A comparison of a late draft of Group, circulated earlier this year and obtained by the Voice, and the published book, shows that a variety of patient quotes were changed, though the tweaks did not appear to alter meaning. Some edits are amusing. In one scene in the draft version, a patient with whom Solotaroff dined is said to have "crunched the last of his haricot verts, and sat back, exuding adrenalin." The book claims the man was crunching pommes frites. But at least the italics survived the rewrite.

The book's biggest overhaul came in Group's epilogue. Earlier this year, when Riverhead publicists sent out galleys of the book to reviewers, they went to the extraordinary length of manually razoring out the last chapter since it was undergoing "further editorial changes," said publicist Marilyn Ducksworth. The epilogue focuses on Solotaroff's mid-1997 return visits with the six patients. But the real surprise— unveiled on page 336 of the 339-page book— is Solotaroff's "discovery" that Romero was a debt-ridden substance abuser whose practice and marriage were in the toilet.

Two of Romero's former patients strongly dispute Solotaroff's claim that he was shocked to learn of Romero's collapse. The author's revelation, they said, is nothing more than a crass literary device.

Robert Hodes and Joel Donnenberg— who each met Solotaroff through their business dealings with Romero— contend that the author had known about Romero's substance abuse problems. Solotaroff, the pair said, told them he was fearful that the psychiatrist's fall could derail Group. Both men recalled Solotaroff blaming Romero for putting his book in jeopardy, with the writer describing himself as an innocent victim of his collaborator.

In a Voice interview, Hodes, 45, said that at the time Romero entered rehab, Solotaroff told him that the psychiatrist had previously confided in him the details of his drug experimentation. Hodes ran a karate dojo that shared a Fifth Avenue loft space with Romero's psychiatry practice. He was owed $7750 by Romero for several bounced rent checks.

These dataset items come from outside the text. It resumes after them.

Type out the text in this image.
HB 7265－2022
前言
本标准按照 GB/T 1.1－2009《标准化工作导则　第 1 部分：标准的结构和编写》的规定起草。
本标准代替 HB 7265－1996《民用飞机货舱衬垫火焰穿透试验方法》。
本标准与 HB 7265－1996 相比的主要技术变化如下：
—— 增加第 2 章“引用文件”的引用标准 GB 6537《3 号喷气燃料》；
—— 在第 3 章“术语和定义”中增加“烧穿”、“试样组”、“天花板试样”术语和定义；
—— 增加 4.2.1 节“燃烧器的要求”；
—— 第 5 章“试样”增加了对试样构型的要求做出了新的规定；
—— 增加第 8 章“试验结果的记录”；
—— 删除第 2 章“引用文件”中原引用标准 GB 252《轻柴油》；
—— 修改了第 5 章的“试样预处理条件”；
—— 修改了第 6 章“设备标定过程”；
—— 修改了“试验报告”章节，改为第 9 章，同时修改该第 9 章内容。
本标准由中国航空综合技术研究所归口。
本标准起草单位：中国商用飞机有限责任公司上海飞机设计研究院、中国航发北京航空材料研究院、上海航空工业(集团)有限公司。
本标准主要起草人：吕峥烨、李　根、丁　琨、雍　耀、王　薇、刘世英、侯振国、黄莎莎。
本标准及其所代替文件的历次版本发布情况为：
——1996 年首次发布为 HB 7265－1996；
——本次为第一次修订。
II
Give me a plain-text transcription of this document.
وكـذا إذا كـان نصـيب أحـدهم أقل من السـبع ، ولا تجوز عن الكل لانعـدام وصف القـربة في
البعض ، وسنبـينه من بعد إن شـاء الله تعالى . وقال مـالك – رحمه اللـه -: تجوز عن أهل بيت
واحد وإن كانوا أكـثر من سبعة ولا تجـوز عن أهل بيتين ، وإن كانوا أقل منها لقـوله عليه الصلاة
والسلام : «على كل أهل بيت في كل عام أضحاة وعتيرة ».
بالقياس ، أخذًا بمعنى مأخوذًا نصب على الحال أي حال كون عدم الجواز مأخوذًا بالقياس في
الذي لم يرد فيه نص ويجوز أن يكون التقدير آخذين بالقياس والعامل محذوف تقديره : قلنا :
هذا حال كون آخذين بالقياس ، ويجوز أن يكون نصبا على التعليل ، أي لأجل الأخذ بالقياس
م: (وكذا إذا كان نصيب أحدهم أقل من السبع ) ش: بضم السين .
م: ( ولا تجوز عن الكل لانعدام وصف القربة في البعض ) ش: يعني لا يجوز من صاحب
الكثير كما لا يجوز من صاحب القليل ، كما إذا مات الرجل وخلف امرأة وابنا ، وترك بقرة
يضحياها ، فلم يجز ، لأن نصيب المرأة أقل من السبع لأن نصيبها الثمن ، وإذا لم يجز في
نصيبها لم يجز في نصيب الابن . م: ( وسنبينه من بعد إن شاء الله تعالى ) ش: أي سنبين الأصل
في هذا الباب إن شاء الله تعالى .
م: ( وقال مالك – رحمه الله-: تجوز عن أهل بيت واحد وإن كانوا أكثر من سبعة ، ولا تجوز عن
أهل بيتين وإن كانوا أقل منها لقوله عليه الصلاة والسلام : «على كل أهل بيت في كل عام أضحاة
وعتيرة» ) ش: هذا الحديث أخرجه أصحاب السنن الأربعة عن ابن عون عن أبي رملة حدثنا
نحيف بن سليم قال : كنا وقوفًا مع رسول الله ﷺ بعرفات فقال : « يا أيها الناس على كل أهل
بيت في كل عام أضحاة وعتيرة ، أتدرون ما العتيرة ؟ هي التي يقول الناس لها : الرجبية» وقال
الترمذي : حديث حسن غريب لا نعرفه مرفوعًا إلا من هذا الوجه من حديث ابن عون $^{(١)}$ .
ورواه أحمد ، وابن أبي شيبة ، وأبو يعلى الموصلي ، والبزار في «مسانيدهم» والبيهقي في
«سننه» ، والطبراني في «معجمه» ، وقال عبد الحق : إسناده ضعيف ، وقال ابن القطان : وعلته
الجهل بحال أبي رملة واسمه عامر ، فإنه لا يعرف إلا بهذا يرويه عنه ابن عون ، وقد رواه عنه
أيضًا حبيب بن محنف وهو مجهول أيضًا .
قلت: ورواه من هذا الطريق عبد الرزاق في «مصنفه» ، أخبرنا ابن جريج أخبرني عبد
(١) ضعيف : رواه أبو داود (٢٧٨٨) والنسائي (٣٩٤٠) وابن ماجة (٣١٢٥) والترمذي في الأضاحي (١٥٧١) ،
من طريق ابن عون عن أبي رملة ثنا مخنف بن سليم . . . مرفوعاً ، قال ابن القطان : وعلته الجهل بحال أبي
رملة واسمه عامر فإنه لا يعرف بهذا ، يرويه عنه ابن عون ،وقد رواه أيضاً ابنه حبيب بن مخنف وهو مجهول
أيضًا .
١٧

Donnenberg, who Romero treated for depression and prescribed psychotropic drugs like Prozac, Clonapin, and Effexor, agreed to loan Romero $5000 after the psychiatrist phoned him begging for money in early 1997. Donnenberg, 45, also agreed to pay $5000 for a worthless painting by Romero, who fancied himself an artist, and loan the doctor his camera. But Donnenberg declined his broke doctor's request to co-sign an apartment lease. Though aware of Romero borrowing money from Donnenberg, Solotaroff chose not to mention it in Group, instead offering a sympathetic portait of a doctor "steeped in suffering and incapable of thinking his way out of it."

Donnenberg and Hodes also recalled that Romero would openly discuss with them confidences shared by other patients. "Anything you can imagine that was indiscreet, that a physician should not reveal," Donnenberg said, "Phil seemed to have lost the capacity to hold it in." One patient was a well-known supermodel, about whom Romero spoke often, said Donnenberg. At one point, Romero even showed him a book containing a nude photo of the woman, Donnenberg added. State law prohibits a doctor from revealing "personally identifiable facts, data, or information obtained in a professional capacity" without that patient's consent.